HDFS has a revolving credit line with the Company whereby HDFS may borrow up to $210.0 million at market rates of interest. As of December 31, 2011 and 2010, HDFS had no borrowings owed to the Company under the revolving credit agreement.

HDFS and the Company are subject to various operating and financial covenants related to the Global Credit Facilities and various operating covenants under the Notes and the asset-backed commercial paper conduit facility. The more significant covenants are described below.

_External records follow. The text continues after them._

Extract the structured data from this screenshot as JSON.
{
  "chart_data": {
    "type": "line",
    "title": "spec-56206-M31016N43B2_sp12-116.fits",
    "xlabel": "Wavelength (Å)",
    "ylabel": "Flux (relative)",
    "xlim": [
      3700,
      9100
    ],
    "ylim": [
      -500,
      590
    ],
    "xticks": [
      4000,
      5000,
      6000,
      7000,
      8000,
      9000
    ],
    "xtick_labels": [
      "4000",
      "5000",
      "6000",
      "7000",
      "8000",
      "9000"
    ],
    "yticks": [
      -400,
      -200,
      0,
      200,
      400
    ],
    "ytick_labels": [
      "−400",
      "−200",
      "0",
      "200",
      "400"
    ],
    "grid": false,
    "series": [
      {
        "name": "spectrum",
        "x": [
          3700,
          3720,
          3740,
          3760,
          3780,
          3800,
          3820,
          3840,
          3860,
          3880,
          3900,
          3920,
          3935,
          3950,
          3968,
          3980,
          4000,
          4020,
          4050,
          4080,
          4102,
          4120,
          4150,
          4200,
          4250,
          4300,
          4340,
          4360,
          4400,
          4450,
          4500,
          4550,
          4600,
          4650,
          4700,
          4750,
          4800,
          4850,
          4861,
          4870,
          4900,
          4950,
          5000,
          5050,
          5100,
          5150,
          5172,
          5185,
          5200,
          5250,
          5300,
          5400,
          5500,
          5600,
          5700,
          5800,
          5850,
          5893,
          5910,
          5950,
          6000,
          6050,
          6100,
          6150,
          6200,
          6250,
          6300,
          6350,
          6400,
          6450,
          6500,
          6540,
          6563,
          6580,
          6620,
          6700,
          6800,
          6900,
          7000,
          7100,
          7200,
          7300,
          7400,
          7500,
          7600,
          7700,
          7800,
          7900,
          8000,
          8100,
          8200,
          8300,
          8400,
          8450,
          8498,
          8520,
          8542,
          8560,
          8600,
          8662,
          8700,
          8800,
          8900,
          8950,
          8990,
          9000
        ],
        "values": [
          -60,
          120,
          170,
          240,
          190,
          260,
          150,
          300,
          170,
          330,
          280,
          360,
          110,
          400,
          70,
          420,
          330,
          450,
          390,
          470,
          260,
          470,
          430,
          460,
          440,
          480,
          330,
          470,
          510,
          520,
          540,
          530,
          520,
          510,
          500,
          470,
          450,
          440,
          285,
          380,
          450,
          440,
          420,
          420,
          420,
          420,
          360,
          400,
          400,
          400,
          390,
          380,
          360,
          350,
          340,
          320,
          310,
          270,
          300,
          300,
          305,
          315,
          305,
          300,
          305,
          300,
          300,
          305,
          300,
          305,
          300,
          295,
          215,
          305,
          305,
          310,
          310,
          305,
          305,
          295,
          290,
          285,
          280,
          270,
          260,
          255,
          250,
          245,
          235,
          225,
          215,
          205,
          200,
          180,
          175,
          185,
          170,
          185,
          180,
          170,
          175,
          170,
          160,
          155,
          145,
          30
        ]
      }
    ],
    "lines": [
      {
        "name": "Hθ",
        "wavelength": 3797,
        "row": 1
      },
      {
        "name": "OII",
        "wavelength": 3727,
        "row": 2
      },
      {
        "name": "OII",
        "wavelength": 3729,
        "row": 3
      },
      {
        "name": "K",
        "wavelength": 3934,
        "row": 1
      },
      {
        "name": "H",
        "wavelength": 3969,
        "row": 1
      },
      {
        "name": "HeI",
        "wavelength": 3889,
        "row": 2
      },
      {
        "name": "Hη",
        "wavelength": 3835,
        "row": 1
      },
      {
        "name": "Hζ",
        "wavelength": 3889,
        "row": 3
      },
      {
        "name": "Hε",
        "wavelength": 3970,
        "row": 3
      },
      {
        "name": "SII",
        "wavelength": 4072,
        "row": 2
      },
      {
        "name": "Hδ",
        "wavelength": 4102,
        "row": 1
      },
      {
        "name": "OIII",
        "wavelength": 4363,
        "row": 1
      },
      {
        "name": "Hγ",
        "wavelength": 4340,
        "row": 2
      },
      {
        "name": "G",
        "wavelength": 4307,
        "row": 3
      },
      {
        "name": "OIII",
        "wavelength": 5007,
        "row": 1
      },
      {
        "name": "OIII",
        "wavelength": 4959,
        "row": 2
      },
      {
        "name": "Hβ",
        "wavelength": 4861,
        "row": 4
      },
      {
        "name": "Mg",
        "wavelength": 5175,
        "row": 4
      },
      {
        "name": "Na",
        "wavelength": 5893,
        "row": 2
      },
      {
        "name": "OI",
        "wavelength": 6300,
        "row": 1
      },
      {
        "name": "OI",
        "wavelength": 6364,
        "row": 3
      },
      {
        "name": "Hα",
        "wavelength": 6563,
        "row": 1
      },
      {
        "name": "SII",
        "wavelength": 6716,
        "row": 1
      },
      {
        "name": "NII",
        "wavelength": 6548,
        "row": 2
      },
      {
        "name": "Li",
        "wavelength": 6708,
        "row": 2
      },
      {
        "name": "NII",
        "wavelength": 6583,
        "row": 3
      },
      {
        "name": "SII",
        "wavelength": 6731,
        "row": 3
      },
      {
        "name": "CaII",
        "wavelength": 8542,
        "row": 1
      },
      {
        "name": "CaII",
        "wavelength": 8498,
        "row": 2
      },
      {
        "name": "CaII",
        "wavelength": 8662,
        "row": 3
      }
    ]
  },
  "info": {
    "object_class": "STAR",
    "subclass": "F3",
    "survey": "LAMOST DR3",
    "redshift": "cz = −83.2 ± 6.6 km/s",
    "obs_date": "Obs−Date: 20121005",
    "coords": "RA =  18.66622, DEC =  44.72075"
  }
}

The covenants limit the Company's and HDFS' ability to:

 

   

incur certain additional indebtedness;

 

   

assume or incur certain liens;

 

   

participate in a merger, consolidation, liquidation or dissolution; and

 

   

purchase or hold margin stock.

Under the financial covenants of the Global Credit Facilities, the consolidated debt to equity ratio of HDFS cannot exceed 10.0 to 1.0. In addition, the Company must maintain a minimum interest coverage ratio of 2.25 to 1.0 for each fiscal quarter ended through June 2013 and 2.5 to 1.0 for each fiscal quarter thereafter. No financial covenants are required under the Notes, asset-backed commercial paper conduit facility or the Company's senior unsecured notes.

At December 31, 2011 and 2010, HDFS and the Company remained in compliance with all of these covenants.